The company and shareholders also benefit. The company will be able to grant a lower number of option shares to deliver the same compensation value since value of a TSO option will be greater than that of a traditional option. This is a key advantage to employers and shareholders because the number of shares outstanding is reduced, thus reducing dilution. The sale feature also should allow companies to make stock grants more often because shareholders are generally more likely to approve new share authorizations when the number of outstanding options held by employees, i.e., overhang, is lower.
The company still receives a tax deduction for the amounts realized by the participants on the sale to financial institutions. Thus, it could receive a deduction for underwater options that are sold. These options will not be exercised and ordinarily the deduction would be lost. For employees, competitive bidding by several financial institutions will help ensure receiving a fair price for options.
Caveats for Companies
Some advisers suggest that institutional investors and related advisory services may not distinguish between options held by employees and those transferred to financial institutions in calculating overhang. However, analysts will generally recognize the key value of selling underwater options in reducing overhang. Institutional holders are more likely to object to the right of participants to realize compensation even when the exercise price exceeds fair market value. This same objection is made to restricted stock that vests upon a period of service, dubbed “pay for pulse.”
Initially, compensation expense will increase for new options and previously outstanding options affected by the program because they are more valuable, but that is unlikely to generate a lot of criticism.
This is not a good time for changing the nature of option grants (see “The Truth Behind the Backdating Brouhaha,” December 2006). So far, at least 66 top officers, including approximately 20 CEOs, have been terminated as a result of backdating scandals. It is estimated that 150 companies are under investigation, and the number continues to grow. In the midst of the resulting turmoil, compensation committees and boards may be reluctant to change any options until this is accomplished.

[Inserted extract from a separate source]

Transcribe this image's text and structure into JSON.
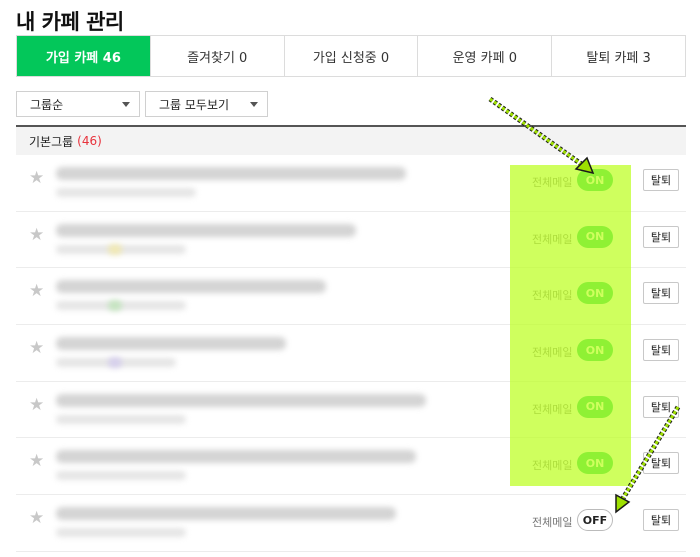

Compensation experts foresee more widespread adoption of these programs. TSOs may not be appropriate for smaller firms due to their higher administrative costs, but for larger firms the benefits to employers and employees outweigh the additional costs. The transition, however, will take time. TSOs constitute a major change, and compensation committees will need time to adjust, especially in light of the backdating issue.
Arthur H. Kroll is CEO of Hartsdale, N.Y.-based KST Consulting Group, and author of Compensating Executives.